A whole chicken is quartered. You can also use skin on, bone in chicken thighs or breasts for this too…just remember to adjust cooking time.
Make the simple marinade and coat the chicken.
Slice the Meyer lemons and lay them down in a baking dish.
Lay the marinated chicken and all the juices over the lemons.
Roast in a hot oven until cooked through ( thigh reaches 170F).
Spoon the flavorful pan juices over the chicken, and sprinkle with Aleppo chili pepper ( optional) .
Aleppo chili pepper is a mild and sunny chile from the Aleppo region of Syria. It has a moderate heat that doesn’t overpower its fruity complex flavor. It’s truly divine.

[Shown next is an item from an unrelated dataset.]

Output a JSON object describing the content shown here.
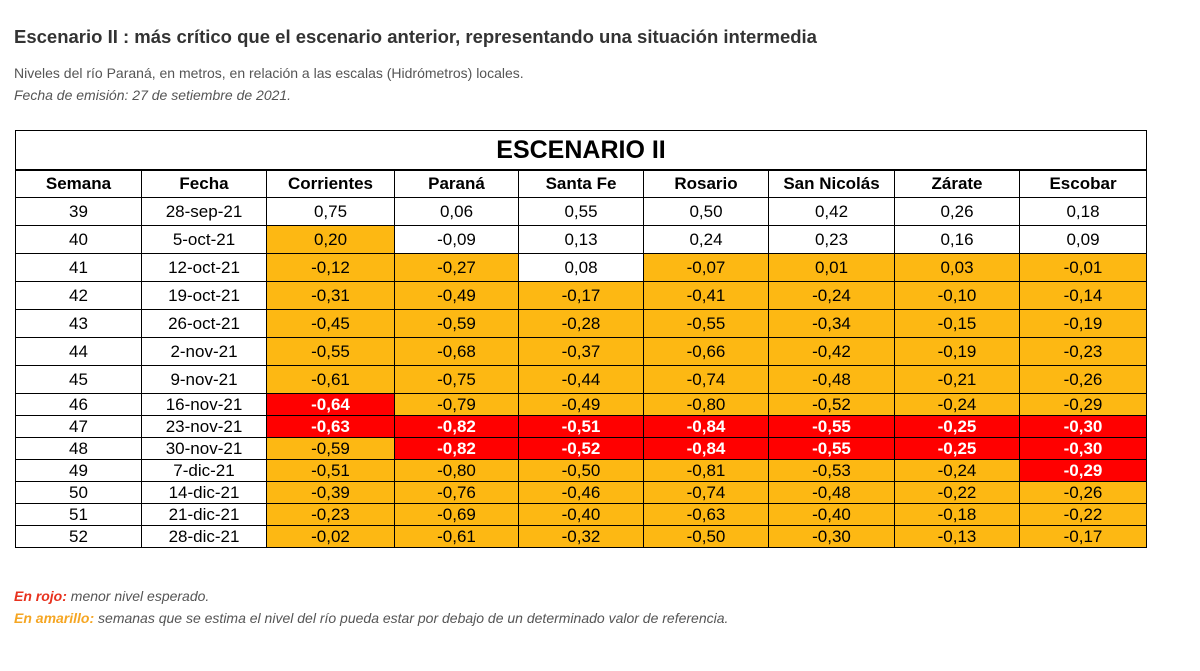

Serve with rice and salad.
Roasted Chicken with Sumac
Roasted Chicken with Sumac and Lemon- a flavorful chicken recipe with roots in Middle Eastern Cuisine, deliciously tangy and earthy.
- Prep Time: 20 mins
- Cook Time: 50 mins
- Total Time: 1 hour 10 minutes
- Yield: 3-4
- Category: Main
- Cuisine: Middle Eastern
- 5-6 pound whole chicken, or purchase bone-in pieces.
- 2 meyer lemons ( or use regular lemons)
- 1 tablespoon sumac- or sub Zaatar spice
- 5 cloves garlic- finely minced
- 1 teaspoon kosher salt
- ⅛ cup olive oil
- 6-8 sprigs of fresh thyme
- Aleppo pepper- garnish ( or chili flakes)
- Preheat oven to 375F
- Rinse and pat dry chicken. Remove backbone of chicken using kitchen scissors and cut chicken into quarters.
- In a small bowl mix garlic, oil, salt and sumac and juice from ½ a meyer lemon juice ( about ⅛ Cup).
- Cut the remaining 1 ½ lemons into ¼ inch slices and spread out on a baking dish or sheet pan. Add a few springs of thyme over the lemon slices.
- Rub each piece of chicken, coating all sides well with the sumac marinade and lay skin side up, over the sliced lemons and thyme.
- Place in the middle of a hot oven and roast for 50 minutes or longer, until chicken is cooked through, reaching 170F in the thigh, and skin is crispy. To increase crispiness, broil for a few minutes under a careful watch, not to burn.
- To serve, spoon a little of the sauce from the pan, over the chicken, garnish with fresh thyme sprigs and sprinkle with Aleppo pepper ( optional).